I suddenly saw the light at the end of the tunnel 4 years earlier than expected.
Lots of things changed. The fact that I have more money faster is tangentially related to valuations increasing I suppose, but at no time did I think about market predictions or valuations when deciding to try to save some bridge money to get me through the next 4 years just in case I retire before my planned retirement date.
Do me the service of believing I understand my motivations better than you. I've been 50/50 for 10 years regardless of valuations. Expected returns have been low for most of that period. I've ignored all that because 50/50 is a good allocation for me. Each time we've had a correction, that could have turned into a crash, I never blinked. I wasn't bothered at all in Dec 2018, and I wasn't bothered during March 2020.
That's the trick to successful investing. Not scanning the horizon constantly for a hint of clouds. But sticking with an AA that you can hold even during a crash/hurricane...
And then you don't have to worry about crashes/hurricanes any more.

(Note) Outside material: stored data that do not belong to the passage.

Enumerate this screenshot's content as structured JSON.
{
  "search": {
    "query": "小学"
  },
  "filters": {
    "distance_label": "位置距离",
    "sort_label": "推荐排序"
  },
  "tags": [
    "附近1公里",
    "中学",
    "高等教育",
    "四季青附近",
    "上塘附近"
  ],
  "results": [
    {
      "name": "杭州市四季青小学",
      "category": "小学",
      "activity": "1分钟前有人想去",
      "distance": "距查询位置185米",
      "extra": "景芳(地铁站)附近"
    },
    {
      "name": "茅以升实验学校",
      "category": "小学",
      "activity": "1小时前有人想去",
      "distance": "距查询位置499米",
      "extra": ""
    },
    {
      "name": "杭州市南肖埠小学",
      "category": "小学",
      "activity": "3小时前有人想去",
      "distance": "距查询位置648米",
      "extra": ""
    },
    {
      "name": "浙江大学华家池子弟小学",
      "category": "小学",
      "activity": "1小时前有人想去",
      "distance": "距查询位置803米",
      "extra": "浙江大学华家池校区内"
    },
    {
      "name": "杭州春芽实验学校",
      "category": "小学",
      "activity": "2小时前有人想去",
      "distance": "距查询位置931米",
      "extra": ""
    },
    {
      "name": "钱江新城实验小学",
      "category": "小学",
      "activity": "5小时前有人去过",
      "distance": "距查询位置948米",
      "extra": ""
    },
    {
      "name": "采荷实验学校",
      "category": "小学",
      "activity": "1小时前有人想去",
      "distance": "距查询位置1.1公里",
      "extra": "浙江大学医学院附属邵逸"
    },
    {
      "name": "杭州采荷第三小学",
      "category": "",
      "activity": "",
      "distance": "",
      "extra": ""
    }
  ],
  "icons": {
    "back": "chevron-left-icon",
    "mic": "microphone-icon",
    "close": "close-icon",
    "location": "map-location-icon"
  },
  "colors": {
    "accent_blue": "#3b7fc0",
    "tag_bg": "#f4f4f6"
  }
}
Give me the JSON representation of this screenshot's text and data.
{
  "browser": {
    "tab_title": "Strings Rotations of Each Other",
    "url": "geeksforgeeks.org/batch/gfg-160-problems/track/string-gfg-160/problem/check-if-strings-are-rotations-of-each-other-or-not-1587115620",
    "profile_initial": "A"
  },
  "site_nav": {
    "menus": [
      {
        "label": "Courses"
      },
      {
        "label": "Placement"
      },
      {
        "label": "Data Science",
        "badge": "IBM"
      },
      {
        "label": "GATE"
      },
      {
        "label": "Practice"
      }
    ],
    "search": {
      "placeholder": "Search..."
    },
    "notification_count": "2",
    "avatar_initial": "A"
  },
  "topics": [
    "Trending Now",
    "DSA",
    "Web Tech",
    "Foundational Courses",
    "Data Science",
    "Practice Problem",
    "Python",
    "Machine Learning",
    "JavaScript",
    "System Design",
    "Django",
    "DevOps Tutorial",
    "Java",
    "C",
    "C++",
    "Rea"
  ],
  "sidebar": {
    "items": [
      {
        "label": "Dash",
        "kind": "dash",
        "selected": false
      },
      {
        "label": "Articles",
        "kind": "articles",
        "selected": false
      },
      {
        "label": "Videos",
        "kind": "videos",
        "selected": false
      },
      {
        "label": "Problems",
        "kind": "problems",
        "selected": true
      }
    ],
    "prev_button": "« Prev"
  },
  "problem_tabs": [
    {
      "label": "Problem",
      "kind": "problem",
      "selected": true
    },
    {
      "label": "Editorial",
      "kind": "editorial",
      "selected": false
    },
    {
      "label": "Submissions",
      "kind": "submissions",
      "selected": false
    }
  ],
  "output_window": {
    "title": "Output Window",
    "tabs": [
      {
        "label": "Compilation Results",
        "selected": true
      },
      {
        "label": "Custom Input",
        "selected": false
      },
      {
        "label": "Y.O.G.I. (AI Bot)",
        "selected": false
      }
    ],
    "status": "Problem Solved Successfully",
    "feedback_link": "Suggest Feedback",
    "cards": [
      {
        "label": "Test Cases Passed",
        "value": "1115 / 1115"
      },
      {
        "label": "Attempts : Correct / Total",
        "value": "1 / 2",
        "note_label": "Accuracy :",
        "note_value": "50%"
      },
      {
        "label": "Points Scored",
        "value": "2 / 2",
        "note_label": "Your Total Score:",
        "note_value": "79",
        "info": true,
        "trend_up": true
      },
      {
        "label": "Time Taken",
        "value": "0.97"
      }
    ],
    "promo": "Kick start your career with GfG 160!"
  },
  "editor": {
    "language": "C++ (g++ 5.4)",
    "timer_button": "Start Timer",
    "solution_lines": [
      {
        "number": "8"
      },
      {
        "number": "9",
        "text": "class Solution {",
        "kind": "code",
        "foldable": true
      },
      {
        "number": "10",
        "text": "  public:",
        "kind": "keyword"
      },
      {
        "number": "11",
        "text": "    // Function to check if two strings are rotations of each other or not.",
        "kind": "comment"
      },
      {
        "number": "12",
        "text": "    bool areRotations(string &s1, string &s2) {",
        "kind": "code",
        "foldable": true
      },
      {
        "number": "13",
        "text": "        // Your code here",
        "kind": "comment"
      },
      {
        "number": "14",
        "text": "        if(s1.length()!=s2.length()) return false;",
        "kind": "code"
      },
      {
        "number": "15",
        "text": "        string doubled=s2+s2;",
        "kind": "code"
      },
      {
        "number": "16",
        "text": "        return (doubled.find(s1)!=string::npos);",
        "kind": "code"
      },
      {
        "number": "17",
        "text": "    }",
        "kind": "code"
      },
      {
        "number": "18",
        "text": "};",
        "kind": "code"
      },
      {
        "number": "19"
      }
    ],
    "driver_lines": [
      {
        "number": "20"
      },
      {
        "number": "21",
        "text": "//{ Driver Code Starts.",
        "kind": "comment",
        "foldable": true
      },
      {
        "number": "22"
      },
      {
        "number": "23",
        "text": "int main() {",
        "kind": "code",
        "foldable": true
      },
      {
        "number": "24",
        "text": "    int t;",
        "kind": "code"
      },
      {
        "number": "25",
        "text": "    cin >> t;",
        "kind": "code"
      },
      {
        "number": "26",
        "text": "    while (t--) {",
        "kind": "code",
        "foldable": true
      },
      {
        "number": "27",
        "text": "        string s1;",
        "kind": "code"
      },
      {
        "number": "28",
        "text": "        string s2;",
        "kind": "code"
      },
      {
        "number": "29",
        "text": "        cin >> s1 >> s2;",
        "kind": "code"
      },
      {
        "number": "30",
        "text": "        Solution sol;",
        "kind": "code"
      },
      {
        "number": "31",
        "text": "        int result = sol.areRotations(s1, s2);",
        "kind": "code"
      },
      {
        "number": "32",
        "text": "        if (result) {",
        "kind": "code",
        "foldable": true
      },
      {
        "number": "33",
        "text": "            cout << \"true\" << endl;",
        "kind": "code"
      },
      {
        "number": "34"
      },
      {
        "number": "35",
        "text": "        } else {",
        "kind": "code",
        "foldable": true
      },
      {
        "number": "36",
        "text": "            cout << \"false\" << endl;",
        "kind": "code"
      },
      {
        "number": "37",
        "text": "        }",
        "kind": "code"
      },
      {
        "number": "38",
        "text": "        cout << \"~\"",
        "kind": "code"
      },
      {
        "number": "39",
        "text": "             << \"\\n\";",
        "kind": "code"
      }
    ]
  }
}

So your trick to successful investing is to claim 50/50 but actually be 40/60 or even more conservative by mentally bucketing extra cash as not part of your AA. Why not just set your AA to 40/60 or whatever?
By being 50/50 for the last 10 years meant you’ve lost more money preparing for the hurricane than what a “normal” hurricane/bear would have cost you. You’d have reached your number even earlier and been able to go into the protected harbor of a more conservative portfolio sooner than mid-2021.
If March 2020 ended up going down 50% and followed the 2008 timeline by dropping down through 2022 you wouldn’t have made your numbers 4 years early and would have been at risk of not making your number by 2025 since the market didn’t recover till 2013.
Like I said to the OP, you do you but don’t lecture me about “staying the course” when even you said you didn’t.
HomerJ wrote: ↑Thu Jul 29, 2021 11:25 am
So, I'm close to retirement, have made my number, and now I'm just locking in gains every few months lately, when the market hits new highs.
I'm not just rebalancing back to my original AA, I'm building up a cushion of cash, but this slowly changes my AA.
So look at me, I'm not staying the course!
It doesn’t matter whether the market will crash 50% because Trinity SWR calculations mean that historically you’ll be fine with around a slightly less than 4% SWR even if the market crashes 80%.
So why does SORR matter? 60/40 or 50/50 works in the historical worst case scenarios for a 30 year retirement.
Ironically you haven’t reduced risk but increased it because your conservative AA over the last decade means your portfolio smaller than it would have been because as you just said “my wife developed some health issues”.
The risk isn’t that the market will crash like in 1929. That’s accounted for in the SWR.
The risk is you’ve vastly underestimated your lifetime expenses.
My black swan isn’t 1929 or 1966. My 3% SWR has headroom for that.
My black swan is my wife or kid needing $10,000 a dose drug that insurance won’t cover or force us to go through months of less expensive treatments where they might die before getting approved?
https://www.goodrx.com/healthcare-acces ... ugs-period
If that’s too out there for you then just having enough money to be able to get on transplant waiting lists in places where the line is shorter.
That’s just the ability to fly around the country.